偉業といっていいだろう。
松下浩二が4大会連続となる五輪出場を決めた。
《プレッシャーのある中をなんとか通過することができました》
祝福メールの返信にそうあった。
男子シングルスの代表枠は7つ。
その枠は、まず6組に分かれた予選リーグの1位に与えられ、残る1つは各組2位のリーグ戦の最上位者のものとなる。
世界ランキング47位の松下は、予選出場選手の中で5番目。
E組のトップ選手となり、強豪との対戦を避けられた。
本来の実力をもってすれば、同じ組に負ける相手はいない。
だが彼は、3月の世界選手権の前から腰痛に襲われていた。
いまだ完治していないという。
36歳という年齢が回復を遅らせているのかもしれない。
できることなら1セットでも少なく「ケリ」をつけたかったのだろう。
3試合すべて4-0のストレート勝ち。
圧勝にみえるが、彼のホームページの会員用日記を読むと、内容的には苦しかったようだ。

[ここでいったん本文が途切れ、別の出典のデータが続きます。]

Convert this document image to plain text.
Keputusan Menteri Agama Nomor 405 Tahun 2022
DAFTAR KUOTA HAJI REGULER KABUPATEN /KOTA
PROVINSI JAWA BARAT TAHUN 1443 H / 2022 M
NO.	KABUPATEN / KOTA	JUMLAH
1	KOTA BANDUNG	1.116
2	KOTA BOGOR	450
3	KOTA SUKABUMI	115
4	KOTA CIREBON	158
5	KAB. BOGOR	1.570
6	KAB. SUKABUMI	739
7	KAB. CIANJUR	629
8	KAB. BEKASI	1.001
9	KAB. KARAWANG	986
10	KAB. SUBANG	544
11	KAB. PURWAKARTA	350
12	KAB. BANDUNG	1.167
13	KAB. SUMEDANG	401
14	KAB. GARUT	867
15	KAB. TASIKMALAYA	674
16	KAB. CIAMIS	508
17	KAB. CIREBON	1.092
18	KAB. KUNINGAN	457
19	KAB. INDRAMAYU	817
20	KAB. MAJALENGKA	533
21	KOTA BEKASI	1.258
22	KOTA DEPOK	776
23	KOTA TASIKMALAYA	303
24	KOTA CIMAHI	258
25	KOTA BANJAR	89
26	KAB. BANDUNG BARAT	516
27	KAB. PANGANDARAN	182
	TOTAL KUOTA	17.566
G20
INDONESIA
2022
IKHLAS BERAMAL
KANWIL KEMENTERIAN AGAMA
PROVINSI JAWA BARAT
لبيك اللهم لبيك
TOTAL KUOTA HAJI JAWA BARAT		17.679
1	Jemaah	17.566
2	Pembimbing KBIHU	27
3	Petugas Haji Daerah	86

メールには、《(腰が)なんとかもちこたえてくれてよかったです》とあった。
あれから12年が経つ。
1992年1月、バルセロナ五輪の国内予選を前に、松下はひとつの決意を固めていた。
「予選を通過できたら、だれがなんと言おうとプロになる。通過できなかったら潔くあきらめる」
当時、協和発酵にいた24歳の彼は全日本ベスト4が最高の成績だった。
日本のトップ選手とはいえない位置にいた。
その選手の、無謀とも思える「夢」に、周囲の大半は反対した。
だが、バルセロナ五輪の切符をもぎとった彼は、翌93年4月、日本人初のプロ選手となった。
その年の暮れに全日本を初制覇。
そこから日本卓球界の「新時代」がはじまった、といっていい。